Tumore al seno: info e consigli ora in una app

 

Si chiama “Lilt Fi seno”, ed è una app gratuita per accompagnare le donne in un percorso di informazioni sul tumore al seno e sulle strutture sanitarie dedicate. Il programma è il primo di questo genere in Italia, e punta a fornire alle donne gli strumenti per fare le proprie scelte consapevoli in tema di prevenzione primaria e secondaria.

Informazioni e consigli

La app si compone di quattro capitoli principali: il primo si intitola “Saperne di più” e vi si trovano le informazioni generali sul tumore al seno come la descrizione della patologia, le statistiche, i principali fattori di rischio e le terapie. Una seconda sezione è tutta dedicata alla prevenzione, con i fattori di rischio non modificabili – ad esempio l’età – o fattori che possono avere origine da scelte individuali, come lo stile di vita. Il terzo capitolo, “Diagnosi precoce” illustra l’importanza dell’autocontrollo da parte della donna e dello screening organizzato. Nella sezione “WikiLILT”, infine, è presente un glossario dei termini più usati sull’argomento. La sezione è tratta dai siti dell’Istituto di prevenzione oncologica e dell’Istituto toscano tumori: informazioni scientificamente solide quindi, valide per tutte.
Accanto a questo, la app punta anche a offrire consigli personalizzati, forniti sulla base delle caratteristiche individuali come l’età, il peso, l’altezza e una serie di informazioni che si forniscono rispondendo a un questionario. In questa sezione ci sono anche elementi utili per le donne che si trovano ad affrontare eventi preoccupanti, come l’essere richiamate dopo una mammografia o un intervento chirurgico. Un elenco delle strutture nell’area fiorentina completano infine il quadro.

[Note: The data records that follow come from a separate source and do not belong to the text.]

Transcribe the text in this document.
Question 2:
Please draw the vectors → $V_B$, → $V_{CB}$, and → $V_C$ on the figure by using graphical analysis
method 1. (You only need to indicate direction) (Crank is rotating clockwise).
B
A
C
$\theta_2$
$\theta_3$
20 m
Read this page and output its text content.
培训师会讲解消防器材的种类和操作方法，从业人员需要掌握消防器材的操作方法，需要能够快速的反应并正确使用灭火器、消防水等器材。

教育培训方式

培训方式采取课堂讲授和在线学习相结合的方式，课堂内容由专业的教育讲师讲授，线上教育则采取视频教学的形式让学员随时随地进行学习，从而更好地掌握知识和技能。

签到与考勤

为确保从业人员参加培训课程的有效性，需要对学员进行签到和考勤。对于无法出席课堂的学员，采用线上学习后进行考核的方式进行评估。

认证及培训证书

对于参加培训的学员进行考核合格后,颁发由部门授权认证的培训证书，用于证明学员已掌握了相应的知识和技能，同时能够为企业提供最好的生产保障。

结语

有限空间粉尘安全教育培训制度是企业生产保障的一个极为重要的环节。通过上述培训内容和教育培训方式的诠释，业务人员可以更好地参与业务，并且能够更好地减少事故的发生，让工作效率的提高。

Utilizzabile su smartphone e tablet, disponibile per sistemi iOS e Android, Lilt Fi seno è stata realizzata dalla sezione fiorentina della Lilt – Lega italiana per la lotta contro i tumori – insieme all’Istituto per lo studio e la prevenzione oncologica, del Centro di Senologia di Careggi, del Centro di Senologia di Santa Maria Annunziata e dell’Azienda USL Toscana Centro.